Since 1835 the Todd family has been making syrup. The six-generation business opened its new location and farm in Headland Aug. 16 of this year.
Over the past several months the business has not only grown by relocating several of its cane farms to the area, but also by offering an old general store and small antique area related to syrup making to its visitors.
“We have guests from all over stop by and visit with us,” said Dewey Todd, owner. “We have them come from as far as Alaska. We keep a record book in the store that we ask our guests to sign when they visit. We love to see where everyone is from, and, hopefully, they enjoyed their visit not only here in Headland but with us as well. You really can’t imagine the places people are from, not to mention the friends we have made.”
Todd is known as a syrup expert to friends and residents of Headland; he is also known for offering the best history lesson available.

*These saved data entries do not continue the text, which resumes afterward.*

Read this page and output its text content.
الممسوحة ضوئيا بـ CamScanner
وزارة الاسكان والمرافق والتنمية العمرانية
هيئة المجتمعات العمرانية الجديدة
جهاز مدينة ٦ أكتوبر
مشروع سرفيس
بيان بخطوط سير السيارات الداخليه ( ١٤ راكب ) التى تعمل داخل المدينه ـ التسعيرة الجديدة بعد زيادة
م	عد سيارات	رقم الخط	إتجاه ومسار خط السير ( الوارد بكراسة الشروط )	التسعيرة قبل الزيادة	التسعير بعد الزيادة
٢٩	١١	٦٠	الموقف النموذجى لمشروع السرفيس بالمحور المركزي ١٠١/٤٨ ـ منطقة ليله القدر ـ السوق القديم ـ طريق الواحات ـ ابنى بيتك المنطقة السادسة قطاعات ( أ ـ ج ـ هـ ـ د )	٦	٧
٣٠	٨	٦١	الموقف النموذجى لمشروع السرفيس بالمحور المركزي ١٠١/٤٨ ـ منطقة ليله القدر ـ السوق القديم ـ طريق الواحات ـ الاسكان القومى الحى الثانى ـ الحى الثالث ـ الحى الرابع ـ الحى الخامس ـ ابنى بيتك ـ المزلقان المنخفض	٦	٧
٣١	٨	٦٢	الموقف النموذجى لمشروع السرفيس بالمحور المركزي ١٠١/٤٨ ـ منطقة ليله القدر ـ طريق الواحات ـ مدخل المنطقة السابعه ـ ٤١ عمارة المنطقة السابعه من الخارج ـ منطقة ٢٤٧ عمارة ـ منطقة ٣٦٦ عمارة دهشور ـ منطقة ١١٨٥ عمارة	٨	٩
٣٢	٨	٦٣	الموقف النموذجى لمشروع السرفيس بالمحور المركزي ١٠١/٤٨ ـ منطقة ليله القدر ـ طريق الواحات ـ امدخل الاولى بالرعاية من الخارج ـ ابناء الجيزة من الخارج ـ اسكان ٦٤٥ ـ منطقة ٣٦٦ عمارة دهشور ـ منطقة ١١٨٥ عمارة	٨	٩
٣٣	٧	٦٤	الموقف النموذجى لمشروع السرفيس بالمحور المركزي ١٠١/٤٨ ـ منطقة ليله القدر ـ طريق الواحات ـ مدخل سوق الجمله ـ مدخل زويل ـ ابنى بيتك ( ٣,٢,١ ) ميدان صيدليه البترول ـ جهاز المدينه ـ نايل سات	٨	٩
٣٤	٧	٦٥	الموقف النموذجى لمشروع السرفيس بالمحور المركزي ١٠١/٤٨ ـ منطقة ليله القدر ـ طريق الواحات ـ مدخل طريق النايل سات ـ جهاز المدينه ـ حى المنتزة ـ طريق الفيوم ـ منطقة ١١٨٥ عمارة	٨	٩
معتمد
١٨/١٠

“Times may change, but sometimes you just can’t stop the old traditions,” Todd said. “For years we have made syrup using our big kettle. That’s the way I prefer. Plus, it only takes my wife and me to make the syrup. But, we need to increase the syrup production; that is a good thing. Now, we are going to also use the evaporator. The evaporator produces more syrup and will meet the demands for our product. However, it takes more people to run the evaporator.”
The Todd family received a visit last week from an old friend, Tommy Clayton. Clayton not only participated with Todd in making syrup with the evaporator but also helped stir the kettle. They both discussed their love for making syrup.
“I have known Mr. Todd for many years,” Clayton said. “Over the years we have visited each other’s syrup farms. This makes my first trip to the new location. Actually, Mr. Todd and a few others are what got me interested in syrup making. It is a tradition that is loved by many. However, the sad thing is, if we don’t attract the younger generations, it may not be around much longer. We need more like Mr. Todd. He loves what he does and by him sharing his talent and love for what he does, well, it definitely got me interested. I love it, and I hope I can inspire others like Mr. Todd did me.
“Over the years, I have also expanded my love for not only making syrup but learning the history revolving around syrup making. I have purchased several pieces of antique syrup making equipment to help spread the history of the business. I have taken several pictures of the equipment over the years, and the photos have been featured in publications, such as ‘The American Cane Mill Story’ by Don Howard Dean.”
Since the opening of Todd’s Syrup in Headland, many organizations from the state have made Headland a place of interest.
“Mr. Todd has had several individuals just stop in as they pass through our city,” said Ray Marler, mayor of Headland. “That not only gives everyone a chance to see the process of syrup making, but it also gives everyone a chance to visit our city. Headland is a great place to not only live in but to visit as well, especially if you want to learn more about syrup making or, better yet, sample some.”
The Todd family invites everyone to stop by and see exactly what is available at the Todd Cane Farm in Headland. The facility is located on U.S. Hwy. 431.